February 11, 2015 11:35 AM

U.S. stocks fluctuated, Treasuries fell and the dollar advanced as investors awaited an outcome from Greece’s showdown with its creditors. European equities dropped, and crude plunged.

The Standard & Poor’s 500 Index slipped less than 0.1% at 11:37 a.m. in New York, after Tuesday erasing losses for 2015. The Stoxx Europe 600 Index fell 0.3%, with the ASE Index down 4%. Greece’s three-year note yield climbed 120 basis points to 20.71%. The yield on the 10-year Treasury note rose two basis points to 2.01%, a one-month high. The Bloomberg Dollar Spot Index added 0.4%, while Brazil’s real sank to a 10-year low. U.S. crude sank below $50 a barrel.

Germany and Greece headed into an emergency meeting with official creditors today with conflicting positions, setting the stage for a clash. The discord is renewing turmoil in Greek markets. President Vladimir Putin will go to Minsk to negotiate a truce in Ukraine as Russia signaled a deal is likely.
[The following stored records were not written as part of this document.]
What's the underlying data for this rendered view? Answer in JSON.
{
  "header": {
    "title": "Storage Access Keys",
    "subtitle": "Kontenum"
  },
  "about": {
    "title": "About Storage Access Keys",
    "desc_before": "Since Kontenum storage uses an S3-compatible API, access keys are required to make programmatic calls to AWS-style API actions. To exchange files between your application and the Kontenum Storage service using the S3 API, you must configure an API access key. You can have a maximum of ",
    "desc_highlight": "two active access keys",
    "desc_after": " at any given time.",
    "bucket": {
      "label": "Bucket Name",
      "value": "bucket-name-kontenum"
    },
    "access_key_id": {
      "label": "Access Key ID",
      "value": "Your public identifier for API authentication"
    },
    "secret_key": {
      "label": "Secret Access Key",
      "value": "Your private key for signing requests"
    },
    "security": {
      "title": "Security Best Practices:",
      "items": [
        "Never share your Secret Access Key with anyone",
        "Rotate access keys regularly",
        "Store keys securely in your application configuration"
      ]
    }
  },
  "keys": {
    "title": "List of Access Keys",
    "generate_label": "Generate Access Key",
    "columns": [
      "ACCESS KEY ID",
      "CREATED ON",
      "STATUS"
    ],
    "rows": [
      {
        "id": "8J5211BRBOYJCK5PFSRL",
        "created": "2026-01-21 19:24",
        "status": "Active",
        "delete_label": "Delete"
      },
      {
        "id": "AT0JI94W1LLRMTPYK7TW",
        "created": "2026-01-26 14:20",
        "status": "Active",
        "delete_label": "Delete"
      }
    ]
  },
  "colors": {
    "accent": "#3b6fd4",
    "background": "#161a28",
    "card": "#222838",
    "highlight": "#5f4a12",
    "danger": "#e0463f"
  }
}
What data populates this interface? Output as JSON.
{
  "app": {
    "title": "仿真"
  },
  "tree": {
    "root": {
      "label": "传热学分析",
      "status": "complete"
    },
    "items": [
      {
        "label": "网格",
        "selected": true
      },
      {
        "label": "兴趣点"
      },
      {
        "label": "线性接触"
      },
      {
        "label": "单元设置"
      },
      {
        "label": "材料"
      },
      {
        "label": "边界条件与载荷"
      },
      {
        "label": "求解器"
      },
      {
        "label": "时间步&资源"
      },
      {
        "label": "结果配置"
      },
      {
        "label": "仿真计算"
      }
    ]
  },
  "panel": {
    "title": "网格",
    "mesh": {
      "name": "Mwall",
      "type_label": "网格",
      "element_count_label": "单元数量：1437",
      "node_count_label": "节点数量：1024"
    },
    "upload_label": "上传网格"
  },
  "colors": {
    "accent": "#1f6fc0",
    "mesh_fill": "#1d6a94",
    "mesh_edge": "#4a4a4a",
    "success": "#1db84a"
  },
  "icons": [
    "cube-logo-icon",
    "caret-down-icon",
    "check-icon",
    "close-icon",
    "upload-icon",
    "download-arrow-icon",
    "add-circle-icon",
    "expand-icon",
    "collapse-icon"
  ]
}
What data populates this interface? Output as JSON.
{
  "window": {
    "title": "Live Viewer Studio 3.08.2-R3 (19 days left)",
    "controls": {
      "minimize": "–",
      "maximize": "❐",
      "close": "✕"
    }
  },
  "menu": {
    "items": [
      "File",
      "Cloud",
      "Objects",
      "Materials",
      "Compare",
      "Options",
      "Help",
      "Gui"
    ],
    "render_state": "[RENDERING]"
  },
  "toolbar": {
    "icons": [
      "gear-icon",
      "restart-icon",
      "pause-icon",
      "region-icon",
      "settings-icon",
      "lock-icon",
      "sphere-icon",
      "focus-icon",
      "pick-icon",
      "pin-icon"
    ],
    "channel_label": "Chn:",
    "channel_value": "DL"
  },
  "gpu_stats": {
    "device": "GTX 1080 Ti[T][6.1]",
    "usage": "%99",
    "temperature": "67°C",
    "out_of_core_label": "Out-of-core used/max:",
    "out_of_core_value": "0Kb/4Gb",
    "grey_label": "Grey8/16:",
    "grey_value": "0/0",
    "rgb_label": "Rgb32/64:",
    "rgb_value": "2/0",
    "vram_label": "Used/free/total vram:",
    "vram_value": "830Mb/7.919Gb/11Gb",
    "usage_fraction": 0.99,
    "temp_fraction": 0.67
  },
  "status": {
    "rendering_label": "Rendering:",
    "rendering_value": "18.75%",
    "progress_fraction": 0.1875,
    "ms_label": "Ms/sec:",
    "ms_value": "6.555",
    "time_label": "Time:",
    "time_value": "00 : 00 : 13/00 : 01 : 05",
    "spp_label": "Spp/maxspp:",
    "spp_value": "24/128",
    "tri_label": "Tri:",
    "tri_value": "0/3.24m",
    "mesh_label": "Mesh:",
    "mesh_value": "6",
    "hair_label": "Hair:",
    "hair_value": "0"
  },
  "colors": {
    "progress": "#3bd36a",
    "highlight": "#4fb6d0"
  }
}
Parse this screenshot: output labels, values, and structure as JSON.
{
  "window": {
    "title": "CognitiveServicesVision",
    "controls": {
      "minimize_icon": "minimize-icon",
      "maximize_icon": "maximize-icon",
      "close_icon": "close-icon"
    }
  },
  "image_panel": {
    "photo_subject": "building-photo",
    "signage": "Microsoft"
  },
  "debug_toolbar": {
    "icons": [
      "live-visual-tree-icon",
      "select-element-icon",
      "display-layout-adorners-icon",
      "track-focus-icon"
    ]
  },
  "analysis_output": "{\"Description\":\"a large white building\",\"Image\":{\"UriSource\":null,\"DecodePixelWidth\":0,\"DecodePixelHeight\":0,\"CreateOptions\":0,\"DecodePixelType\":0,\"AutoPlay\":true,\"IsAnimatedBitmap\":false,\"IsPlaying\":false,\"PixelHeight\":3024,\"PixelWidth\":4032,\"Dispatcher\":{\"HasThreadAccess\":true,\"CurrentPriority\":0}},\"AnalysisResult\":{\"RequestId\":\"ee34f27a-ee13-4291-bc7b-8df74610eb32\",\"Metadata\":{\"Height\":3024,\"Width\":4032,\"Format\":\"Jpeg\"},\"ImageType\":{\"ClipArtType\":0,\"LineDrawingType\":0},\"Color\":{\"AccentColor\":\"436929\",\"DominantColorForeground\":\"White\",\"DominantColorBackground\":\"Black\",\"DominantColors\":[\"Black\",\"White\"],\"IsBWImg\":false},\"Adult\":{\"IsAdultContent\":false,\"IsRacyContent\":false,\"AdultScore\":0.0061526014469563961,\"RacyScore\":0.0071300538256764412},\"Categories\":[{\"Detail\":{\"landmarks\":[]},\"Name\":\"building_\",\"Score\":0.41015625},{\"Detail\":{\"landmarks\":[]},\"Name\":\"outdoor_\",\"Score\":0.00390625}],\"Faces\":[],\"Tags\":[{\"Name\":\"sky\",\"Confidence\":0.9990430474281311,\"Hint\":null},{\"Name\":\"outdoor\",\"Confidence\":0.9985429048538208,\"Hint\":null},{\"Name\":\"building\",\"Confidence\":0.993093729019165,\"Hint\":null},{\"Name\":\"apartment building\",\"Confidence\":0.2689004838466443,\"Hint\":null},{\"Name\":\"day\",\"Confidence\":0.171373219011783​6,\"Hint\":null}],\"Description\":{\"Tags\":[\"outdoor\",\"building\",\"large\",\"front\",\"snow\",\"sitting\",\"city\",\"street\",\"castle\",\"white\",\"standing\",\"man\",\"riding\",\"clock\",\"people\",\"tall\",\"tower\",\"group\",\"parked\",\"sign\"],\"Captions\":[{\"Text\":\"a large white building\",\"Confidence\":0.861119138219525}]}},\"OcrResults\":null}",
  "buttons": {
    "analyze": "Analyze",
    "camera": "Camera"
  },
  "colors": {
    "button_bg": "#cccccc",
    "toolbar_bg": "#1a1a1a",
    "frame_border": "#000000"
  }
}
Oil fell as U.S. crude stockpiles and output advanced to the highest level in more than three decades.

“People have their eyes on two issues -- one is earnings, which look pretty good, and the other is any headlines coming from Europe,” Walter Todd, who oversees just over $1 billion as chief investment officer for Greenwood, South Carolina-based Greenwood Capital Associates LLC, said in a phone interview. “Because we’ve been here before multiple times in the past five years with Greece, investors have become a little more numb to the events.”

Earnings Watch

The S&P 500 rallied 1.1% Tuesday to approach an all- time high reached Dec. 29, as gains in Coca-Cola Co. and General Motors Co. helped spur advances. The fourth 1% surge in seven days pushed the S&P 500 past levels where previous rallies failed and within 25 points of a record.

Among shares moving Wednesday, PepsiCo Inc. increased 2% as fourth-quarter profit topped estimates even as currency headwinds eroded sales. Rite Aid Corp. added 9.6% after agreeing to buy EnvisionRX for about $2 billion. Pier 1 Imports Inc. tumbled 29% after cutting its full- year forecast. Chevron Corp. dropped 1.4% to pace losses among energy producers.

PepsiCo, Cisco Systems Inc. and MetLife Inc. are among 19 S&P 500 companies reporting earnings today. About 77% of those that have posted results this season have beaten analysts’ profit estimates and 56% topped sales projections, data compiled by Bloomberg show.